Dismissal of the claims for unjust enrichment and civil conspiracy were readily affirmed because they are not separate causes of action under Illinois law. The claim of breach of fiduciary duty failed because there were no allegations against the associations breaching fiduciary duties which the manager or its vendor could have aided and abetted. The court suggested, for example, that there is no allegation that “an officer or board member refused to produce the disclosure documents for the plaintiffs upon request or charged them an excessive fee to make copies.” 2019 WL 5304497 at *5. The court observed that all that is alleged is that the management company was hired to manage day-to-day operations and that the management company in turn hired a vendor to assemble and provide PDF copies of the disclosure documents for a fee. “This contractual arrangement is not a breach of the board members’ fiduciary duties. It does not become one even if we accept, as the complaint alleges, that HomeWise’s fee exceeded the out-of-pocket cost of making the PDF.” Id.
The Seventh Circuit’s well-written opinion addressing this subject is welcome. However, it is not likely to be the final word on the subject because the associations were not defendant parties in this lawsuit. The Seventh Circuit clearly left the door open for a question of what happens if a unit owner demands the disclosure documents from an association director or officer and the association refuses to produce the documents without going through the management company. Additionally, the court’s observation at the end of the opinion that the association’s hiring the management company and the contractual arrangement does not breach the board members’ fiduciary duties is gratuitous obiter dictum given that such a question was never presented to this court. Indeed, the court’s analysis in this opinion very likely exacerbates the board’s dilemma about responding to this situation.

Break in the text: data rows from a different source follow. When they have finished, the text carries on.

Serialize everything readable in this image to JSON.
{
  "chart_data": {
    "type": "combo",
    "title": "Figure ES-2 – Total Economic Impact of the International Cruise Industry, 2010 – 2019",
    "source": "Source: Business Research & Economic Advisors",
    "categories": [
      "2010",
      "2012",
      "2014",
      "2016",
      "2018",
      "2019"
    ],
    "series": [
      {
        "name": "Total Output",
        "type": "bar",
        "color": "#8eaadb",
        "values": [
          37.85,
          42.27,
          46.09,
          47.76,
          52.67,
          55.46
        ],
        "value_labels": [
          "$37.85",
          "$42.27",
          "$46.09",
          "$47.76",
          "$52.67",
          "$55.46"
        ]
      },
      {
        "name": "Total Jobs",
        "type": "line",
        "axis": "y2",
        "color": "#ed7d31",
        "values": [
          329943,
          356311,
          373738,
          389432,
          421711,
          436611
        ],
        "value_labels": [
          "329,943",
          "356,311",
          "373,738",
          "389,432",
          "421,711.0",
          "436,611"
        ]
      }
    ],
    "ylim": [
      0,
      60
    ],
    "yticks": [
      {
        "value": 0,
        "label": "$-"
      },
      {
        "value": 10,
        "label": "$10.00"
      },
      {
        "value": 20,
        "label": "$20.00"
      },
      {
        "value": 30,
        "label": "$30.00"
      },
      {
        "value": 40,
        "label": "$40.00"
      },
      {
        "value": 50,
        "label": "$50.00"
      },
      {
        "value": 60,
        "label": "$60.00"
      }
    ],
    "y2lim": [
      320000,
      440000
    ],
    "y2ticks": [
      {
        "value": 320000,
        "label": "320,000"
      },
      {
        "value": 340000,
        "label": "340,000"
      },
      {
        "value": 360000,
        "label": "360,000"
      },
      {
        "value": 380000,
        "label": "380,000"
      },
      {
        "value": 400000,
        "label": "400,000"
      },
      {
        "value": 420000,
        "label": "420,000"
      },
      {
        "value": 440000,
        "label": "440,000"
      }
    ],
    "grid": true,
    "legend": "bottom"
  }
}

Any association attorney who has negotiated condominium management agreements knows that the provision of §22.1 documents by the management company is nonnegotiable. Additionally, any association attorney who has been tasked with assembling the disclosure documents and required information on behalf of a smaller association, which does not have a management company, knows that this task is usually a time-consuming exercise that could easily cost hundreds of dollars in legal fees to the association.